Before leaving for Seattle, Matthew and I had asked Dave to help watch the animals while we were gone. Instead, he left his brother Greg in charge.

Dave never informed me of any issues during our trip, nor did he take any responsibility afterward for what happened under that arrangement.

When we returned from Seattle, it was to remove Greg from the house and immediately file for an emergency protective order to prevent retaliation. Walking in the first time, the smell of rot hit first.

Six animals were dead from neglect—two rabbits and four chickens—including Jeff, below, our little farm mascot and Matthew’s best friend.

To this day, Dave has taken zero responsibility for their deaths. That lack of accountability is one of the factors in our decision to remain no contact.


What This Means for Us

For myself, Matthew, Emily, Mateo, my dad Bill… Dave is alive, yet we mourn him as if he were dead. We are no contact. Once the FBI became involved, contact stopped being an option. The only thing left is the truth.

Dave is no longer mine to keep alive or to stop from making bad choices. I will not be the villain for refusing to keep living with a man who brought a kill-or-control mindset home from Afghanistan and turned it on his family.

I held up a mirror. I named what I saw. He made me the enemy for that.

Ultimately, I believe Dave did not want to die. He wanted me gone. Casting me as the problem let him keep the hero costume while erasing me.

I will not carry that story anymore.

We release him. We protect our children. We tell the truth.

BETSY, EMILY, MATTHEW, MATEO, & bILL
Betsy, Emily, & Matty July 2025

To the Reader

If you’ve made it to the end of this, thank you. Thank you for reading what is hard to write and even harder to live.

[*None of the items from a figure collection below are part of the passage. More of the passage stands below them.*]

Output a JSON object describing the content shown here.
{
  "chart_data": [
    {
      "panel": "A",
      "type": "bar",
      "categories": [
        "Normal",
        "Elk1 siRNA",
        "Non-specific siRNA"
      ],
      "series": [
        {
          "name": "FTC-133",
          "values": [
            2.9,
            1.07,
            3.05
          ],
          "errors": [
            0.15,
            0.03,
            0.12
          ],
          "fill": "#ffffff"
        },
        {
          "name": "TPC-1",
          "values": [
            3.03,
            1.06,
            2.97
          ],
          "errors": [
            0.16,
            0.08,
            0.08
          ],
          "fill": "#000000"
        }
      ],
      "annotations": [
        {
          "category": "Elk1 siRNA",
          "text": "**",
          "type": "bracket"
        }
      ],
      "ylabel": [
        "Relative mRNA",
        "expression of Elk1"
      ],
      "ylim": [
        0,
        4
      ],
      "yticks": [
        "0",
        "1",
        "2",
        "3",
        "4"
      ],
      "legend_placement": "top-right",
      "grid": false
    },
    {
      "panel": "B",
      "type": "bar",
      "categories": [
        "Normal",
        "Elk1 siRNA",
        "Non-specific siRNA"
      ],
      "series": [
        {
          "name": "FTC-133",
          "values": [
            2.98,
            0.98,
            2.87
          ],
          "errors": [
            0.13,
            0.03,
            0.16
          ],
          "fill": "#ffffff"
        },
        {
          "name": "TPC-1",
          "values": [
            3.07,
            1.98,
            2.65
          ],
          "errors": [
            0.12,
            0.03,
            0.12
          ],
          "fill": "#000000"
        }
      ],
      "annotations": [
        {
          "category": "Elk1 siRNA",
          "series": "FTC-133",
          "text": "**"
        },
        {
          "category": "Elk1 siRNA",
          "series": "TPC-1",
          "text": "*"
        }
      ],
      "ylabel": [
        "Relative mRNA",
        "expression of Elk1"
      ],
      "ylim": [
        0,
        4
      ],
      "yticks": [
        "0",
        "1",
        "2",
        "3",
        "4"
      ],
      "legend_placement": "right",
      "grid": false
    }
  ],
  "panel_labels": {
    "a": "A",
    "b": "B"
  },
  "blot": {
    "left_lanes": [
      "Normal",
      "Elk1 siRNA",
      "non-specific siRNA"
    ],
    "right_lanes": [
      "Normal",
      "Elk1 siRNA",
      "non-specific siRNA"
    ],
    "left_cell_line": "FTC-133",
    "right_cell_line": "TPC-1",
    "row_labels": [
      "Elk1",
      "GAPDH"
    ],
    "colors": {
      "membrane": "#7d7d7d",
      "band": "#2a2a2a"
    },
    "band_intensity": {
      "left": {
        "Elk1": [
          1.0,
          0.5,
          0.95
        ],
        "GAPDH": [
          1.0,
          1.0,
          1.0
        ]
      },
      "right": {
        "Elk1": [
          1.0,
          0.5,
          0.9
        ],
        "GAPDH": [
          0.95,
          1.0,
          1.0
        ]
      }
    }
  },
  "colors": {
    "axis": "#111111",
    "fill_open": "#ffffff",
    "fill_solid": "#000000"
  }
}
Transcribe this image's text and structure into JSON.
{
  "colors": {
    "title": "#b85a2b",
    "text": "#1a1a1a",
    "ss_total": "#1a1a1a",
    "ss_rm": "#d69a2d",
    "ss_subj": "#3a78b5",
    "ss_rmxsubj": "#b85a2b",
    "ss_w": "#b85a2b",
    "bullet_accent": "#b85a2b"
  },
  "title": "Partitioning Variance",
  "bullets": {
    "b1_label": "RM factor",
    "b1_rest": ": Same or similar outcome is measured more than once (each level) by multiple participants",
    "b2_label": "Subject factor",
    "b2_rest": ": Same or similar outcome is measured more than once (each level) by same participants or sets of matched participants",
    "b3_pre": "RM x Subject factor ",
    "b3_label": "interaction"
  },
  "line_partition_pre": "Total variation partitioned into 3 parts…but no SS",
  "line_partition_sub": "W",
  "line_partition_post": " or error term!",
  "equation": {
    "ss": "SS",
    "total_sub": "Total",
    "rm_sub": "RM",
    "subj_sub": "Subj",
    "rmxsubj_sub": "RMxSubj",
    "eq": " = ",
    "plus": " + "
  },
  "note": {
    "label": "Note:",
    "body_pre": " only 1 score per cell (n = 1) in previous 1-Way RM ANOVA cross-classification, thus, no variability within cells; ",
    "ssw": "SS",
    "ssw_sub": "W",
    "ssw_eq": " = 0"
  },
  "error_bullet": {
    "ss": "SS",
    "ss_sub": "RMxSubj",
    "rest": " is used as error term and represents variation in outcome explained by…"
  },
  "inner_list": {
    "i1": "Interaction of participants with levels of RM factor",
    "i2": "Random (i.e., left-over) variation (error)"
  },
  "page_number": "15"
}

I opened this by telling you about my time in Monica Lewinsky’s former apartment with Senator Elizabeth Dole—two women who taught me to stand fully in my story. Writing this is me doing exactly that.

Betsy Eves & Senator Elizabeth Dole at her Watergate home

I’m not sharing this for shock or sympathy. I’m sharing it because silence protects the wrong people, and because there are other families living through versions of this right now—without the resources, visibility, or support to speak out.

If this moved you, share it. Talk about it. Ask the hard questions in your own circles about how we protect families, hold people accountable!

We tell the truth so the next person doesn’t have to survive it alone.

7 Comments

  1. Betsy, thank you for sharing your truth. You are such a strong woman. You continue to hold your family down. I am proud of you and what you have endured. I am here for you when you need me.

    Chaplain Ida Carson

    • Betsy Eves

      Thank you for always being on our side, Ida.

  2. Angie B

    The heaviness in my chest and heart for yall, I’m so sorry. I know that doesn’t help but I am. The knot in my stomach reminds me of things we have gone through too and my heart hurts for you. 🙁 hugs

    • Betsy Eves

      Why I share is because it’s all-too-familiar. I don’t want anyone else to have to watch what I watched… maybe this will get the next person to leave sooner. Sending you hugs, Angie.

      • Jenn Paulson

        My heart grieves for your family. You are a pillar of strength and endurance, Betsy. I’m so proud of you.

        • Betsy Eves

          Thank you for leading the way, Jenn. Hugs.

  3. Deborah Richards

    Though vulnerability is hard and scary, the sharing of secrets helps others to not feel alone. I know that has been the case for me, as well as relief that came from being sharing and being seen. You are a shining example of “we can do hard things.”

    I’ve known you for most of the years you were with Dave and have read parts of your story through those years. Thank you for sharing this chapter. Love and strong hugs to you and tour family as you navigate this new reality.